Parallel beschäftigt Mustang sich mit einer der ältesten Schwächen von Denim: Schönes dunkles Indigo und die Waschmaschine sind nicht unbedingt Freunde fürs Leben. Stay Indigo soll dieses Verhältnis verbessern. Eine spezielle Denim-Technologie ist darauf ausgelegt, den tiefen Indigoton auch nach zahlreichen Wäschen länger zu erhalten. Eingesetzt wird sie unter anderem bei einer Flared-Jeans. Das klingt nach einer technischen Fußnote, berührt aber ein interessantes Thema. Jeans werden traditionell dafür geschätzt, dass sie altern. Falten, Abrieb und Farbveränderungen erzählen davon, wie sie getragen wurden. Gleichzeitig möchte nicht jeder, dass eine tiefblaue Hose nach kurzer Zeit aussieht, als hätte sie bereits ein bewegtes Vorleben hinter sich. Stay Indigo dreht die klassische Denim-Romantik deshalb ein Stück weit um: Nicht möglichst schöne Alterung ist das Ziel, sondern möglichst lange Farbstabilität.
Bei den Männern wird weniger an der Grundform gerüttelt. Stattdessen nimmt sich Mustang mit der Vegas Family einen etablierten Fit vor und differenziert ihn nach Beweglichkeit und Materialgefühl. Be Flexible, Be Flex und Be Flow heißen die drei Varianten – Bezeichnungen, die beinahe nach Fitnesskurs klingen, tatsächlich aber unterschiedliche Komfortstufen beschreiben.

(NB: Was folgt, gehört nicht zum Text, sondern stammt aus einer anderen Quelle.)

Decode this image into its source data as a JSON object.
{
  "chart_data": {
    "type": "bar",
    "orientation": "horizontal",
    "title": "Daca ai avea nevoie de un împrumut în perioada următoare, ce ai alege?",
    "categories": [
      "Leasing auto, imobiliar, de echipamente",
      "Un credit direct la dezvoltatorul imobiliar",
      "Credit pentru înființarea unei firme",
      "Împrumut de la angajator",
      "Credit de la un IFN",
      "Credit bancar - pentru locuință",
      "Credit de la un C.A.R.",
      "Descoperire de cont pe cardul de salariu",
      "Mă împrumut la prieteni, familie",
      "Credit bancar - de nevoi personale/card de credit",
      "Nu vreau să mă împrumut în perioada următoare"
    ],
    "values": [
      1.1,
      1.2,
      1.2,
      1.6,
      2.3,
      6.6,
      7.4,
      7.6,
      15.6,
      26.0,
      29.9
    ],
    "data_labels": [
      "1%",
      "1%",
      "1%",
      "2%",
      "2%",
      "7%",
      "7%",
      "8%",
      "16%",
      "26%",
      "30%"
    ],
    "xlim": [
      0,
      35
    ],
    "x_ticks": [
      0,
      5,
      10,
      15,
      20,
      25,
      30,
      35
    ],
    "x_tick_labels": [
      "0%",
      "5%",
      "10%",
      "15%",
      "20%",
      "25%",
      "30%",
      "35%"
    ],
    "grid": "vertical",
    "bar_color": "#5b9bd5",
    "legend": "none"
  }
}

Be Flexible setzt auf Stretch für den Alltag, Be Flex erhöht die Bewegungsfreiheit, Be Flow arbeitet mit besonders weichen, fließenderen Denim-Qualitäten. Dahinter steckt eine Entwicklung, die Jeans schon seit einiger Zeit verändert. Das starre, schwere Material, das zunächst einmal eingetragen werden musste, ist längst nicht mehr der einzige Maßstab für Authentizität. Denim darf heute nach Denim aussehen und sich trotzdem deutlich freundlicher zum Körper verhalten. Gerade bei Männerjeans ist das bemerkenswert. Lange wurde Qualität gerne mit Gewicht verwechselt. Je steifer der Stoff, desto ernsthafter die Jeans, so ungefähr die Gleichung. Wer sich darin kaum hinsetzen konnte, durfte wenigstens sicher sein, etwas vermeintlich Ursprüngliches zu tragen. Inzwischen wird Komfort nicht mehr versteckt, sondern zum Entwicklungsziel erklärt. Die Jeans muss nicht erst monatelang erzogen werden, bevor sie angenehm sitzt.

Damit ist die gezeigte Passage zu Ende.